Vientiane – Myanmar’s newly installed civilian leader Aung San Suu Kyi will visit the United States next week, US President Barack Obama said Tuesday.
Plans for a visit had previously been announced in July but no date had been given by either side.
During a speech in Laos, Obama revealed Suu Kyi’s trip to Washington was imminent.
“I look forward to welcoming State Counsellor Aung San Suu Kyi to the White House next week as we stand with the people of Myanmar in their journey towards pluralism and peace,” he said.
The invitation reinforces Suu Kyi’s primacy on the international stage as the real head of a government she is technically barred from leading.
Despite winning a landslide in last November’s elections, which ended decades of brutal military rule, the Nobel laureate is banned from being president by a junta-era constitution.

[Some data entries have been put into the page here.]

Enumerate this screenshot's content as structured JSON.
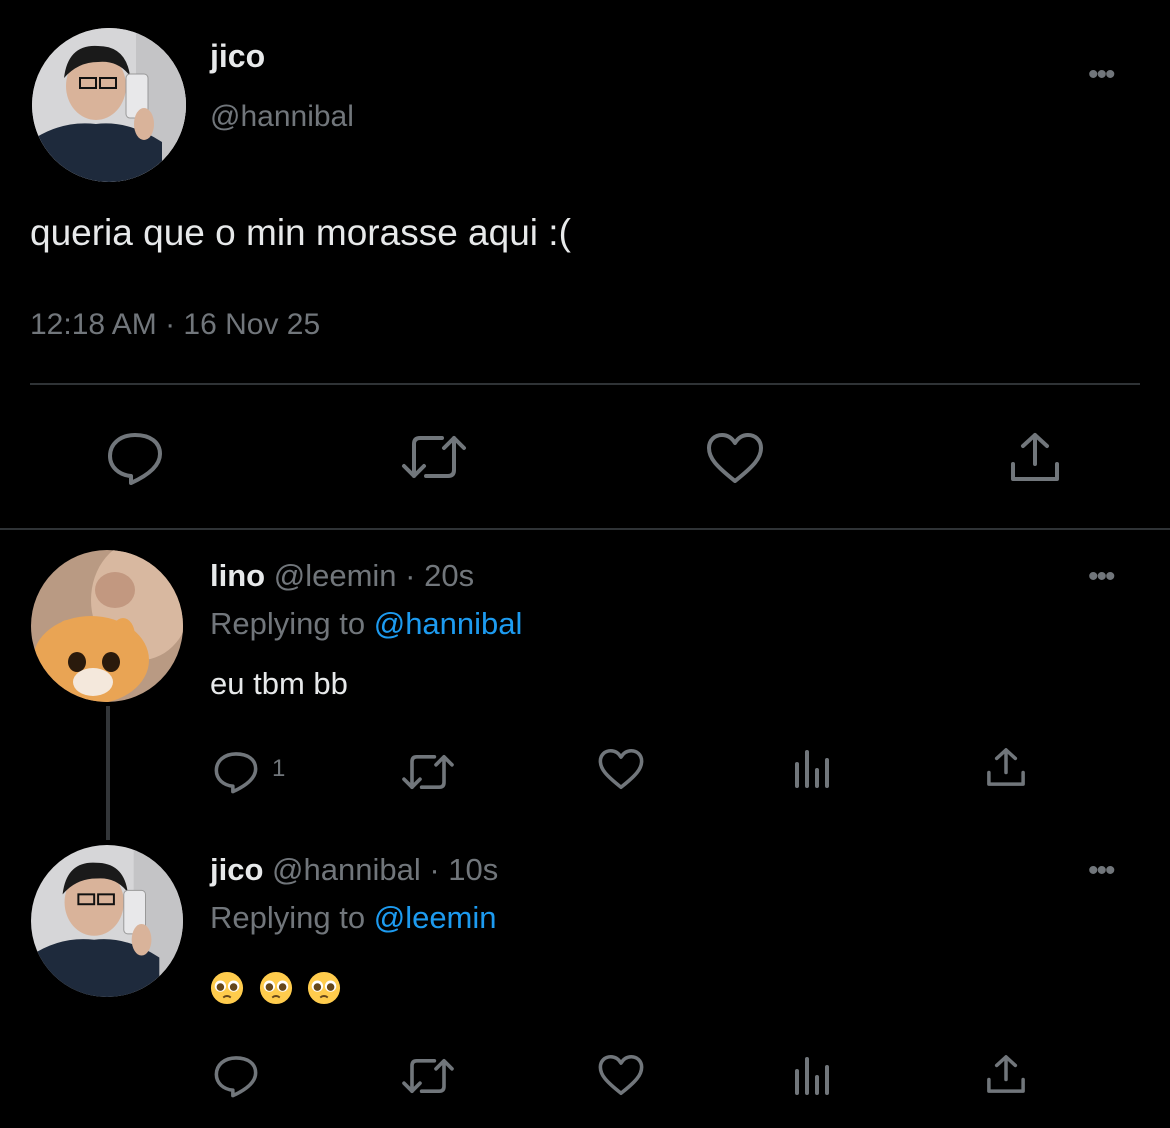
{
  "main_tweet": {
    "author_name": "jico",
    "author_handle": "@hannibal",
    "text": "queria que o min morasse aqui :(",
    "timestamp": "12:18 AM · 16 Nov 25",
    "more_label": "•••"
  },
  "replies": [
    {
      "author_name": "lino",
      "author_handle": "@leemin",
      "time": "· 20s",
      "replying_prefix": "Replying to",
      "replying_to": "@hannibal",
      "text": "eu tbm bb",
      "reply_count": "1",
      "more_label": "•••"
    },
    {
      "author_name": "jico",
      "author_handle": "@hannibal",
      "time": "· 10s",
      "replying_prefix": "Replying to",
      "replying_to": "@leemin",
      "text": "🥺🥺🥺",
      "more_label": "•••"
    }
  ],
  "colors": {
    "background": "#000000",
    "text_primary": "#e7e9ea",
    "text_secondary": "#71767b",
    "link": "#1d9bf0",
    "divider": "#2f3336"
  },
  "icons": [
    "reply-icon",
    "retweet-icon",
    "like-icon",
    "share-icon",
    "views-icon",
    "more-icon"
  ]
}
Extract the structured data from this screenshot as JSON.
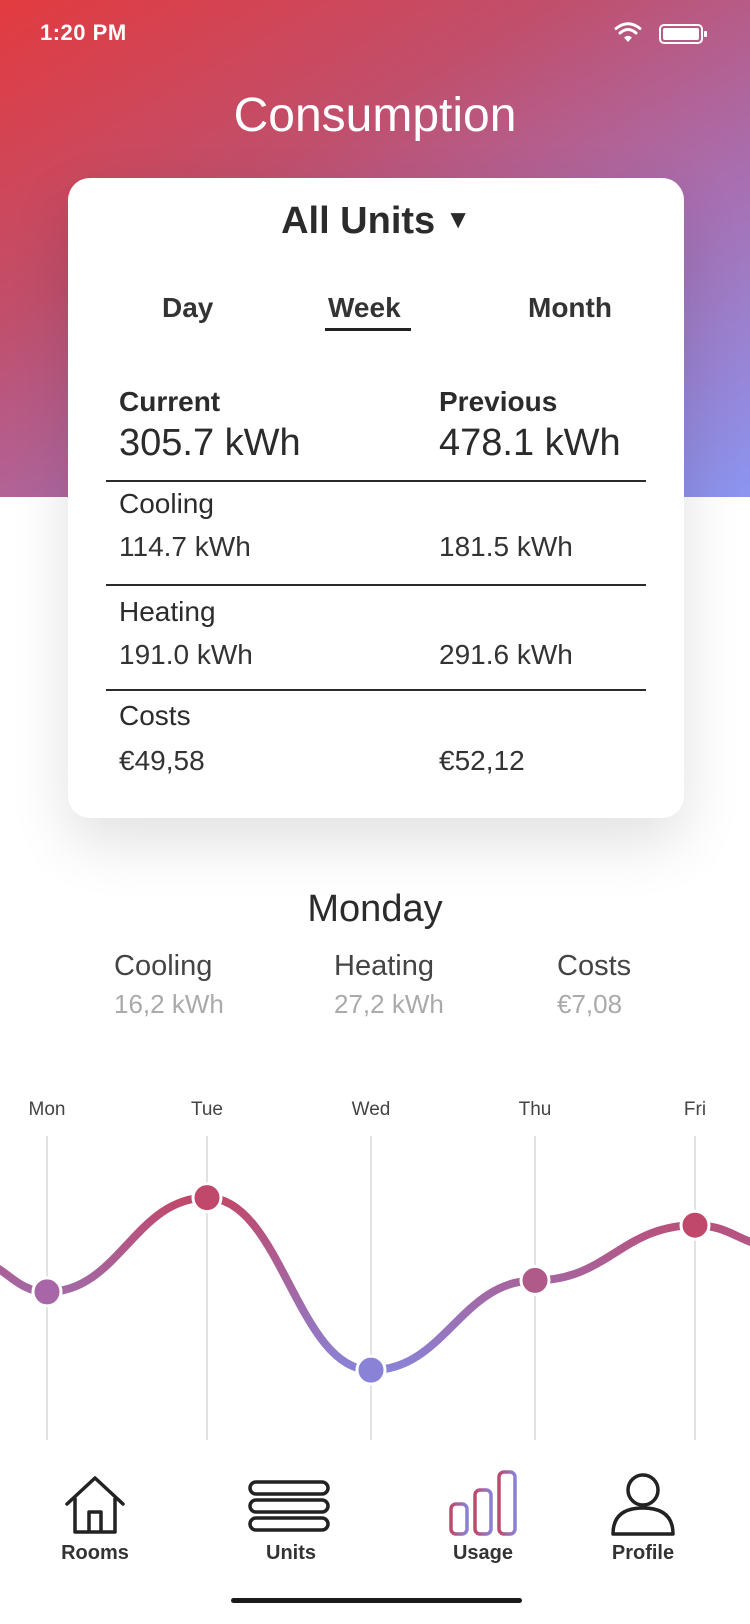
{
  "status": {
    "time": "1:20 PM"
  },
  "header": {
    "title": "Consumption"
  },
  "card": {
    "unit_selector": "All Units",
    "tabs": [
      "Day",
      "Week",
      "Month"
    ],
    "selected_tab": "Week",
    "current": {
      "label": "Current",
      "value": "305.7 kWh"
    },
    "previous": {
      "label": "Previous",
      "value": "478.1 kWh"
    },
    "rows": [
      {
        "label": "Cooling",
        "current": "114.7 kWh",
        "previous": "181.5 kWh"
      },
      {
        "label": "Heating",
        "current": "191.0 kWh",
        "previous": "291.6 kWh"
      },
      {
        "label": "Costs",
        "current": "€49,58",
        "previous": "€52,12"
      }
    ]
  },
  "day_detail": {
    "title": "Monday",
    "metrics": [
      {
        "label": "Cooling",
        "value": "16,2 kWh"
      },
      {
        "label": "Heating",
        "value": "27,2 kWh"
      },
      {
        "label": "Costs",
        "value": "€7,08"
      }
    ]
  },
  "chart_data": {
    "type": "line",
    "categories": [
      "Mon",
      "Tue",
      "Wed",
      "Thu",
      "Fri"
    ],
    "values": [
      0.47,
      0.88,
      0.13,
      0.52,
      0.76
    ],
    "ylim": [
      0,
      1
    ],
    "grid": "vertical lines per day"
  },
  "tabbar": {
    "items": [
      {
        "label": "Rooms",
        "icon": "house-icon"
      },
      {
        "label": "Units",
        "icon": "units-icon"
      },
      {
        "label": "Usage",
        "icon": "bar-chart-icon"
      },
      {
        "label": "Profile",
        "icon": "user-icon"
      }
    ],
    "active": "Usage"
  },
  "colors": {
    "gradient_start": "#e23b3f",
    "gradient_mid": "#a86fb0",
    "gradient_end": "#8b95f0",
    "line_high": "#c0486a",
    "line_low": "#8a82d6"
  }
}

Instead she has taken the role of foreign minister and created a new position for herself as state counsellor. She has also appointed long term friend and ally, Htin Kyaw, to be a proxy president.
Obama and Suu Kyi first met in 2012 shortly after the veteran dissident was released from house arrest where she had spent much of the last two decades under junta rule.
He also met Suu Kyi during a visit to Myanmar in 2014, when he criticised the ban on her taking the presidency.
Myanmar’s peaceful transition from military to civilian rule has been hailed in a world where such transitions seem rare.
But the military, who spent decades brutalising the population and enriching themselves, remain enormously influential.
Officers are still guaranteed a quarter of legislative seats, giving them a veto on constitutional change, while the military retains control of the crucial home, border and defence ministries.
They also control huge business conglomerates, with some key army-linked figures still under US sanctions.
There have been suggestions Washington may lift some of those sanctions during Suu Kyi’s visit, something rights groups have balked at.
“US sanctions are focused on the Burmese generals and their cronies in order to encourage democratic reforms,” said John Sifton, from Human Rights Watch.
“They shouldn’t be fully lifted until the democratic transition is irreversible.”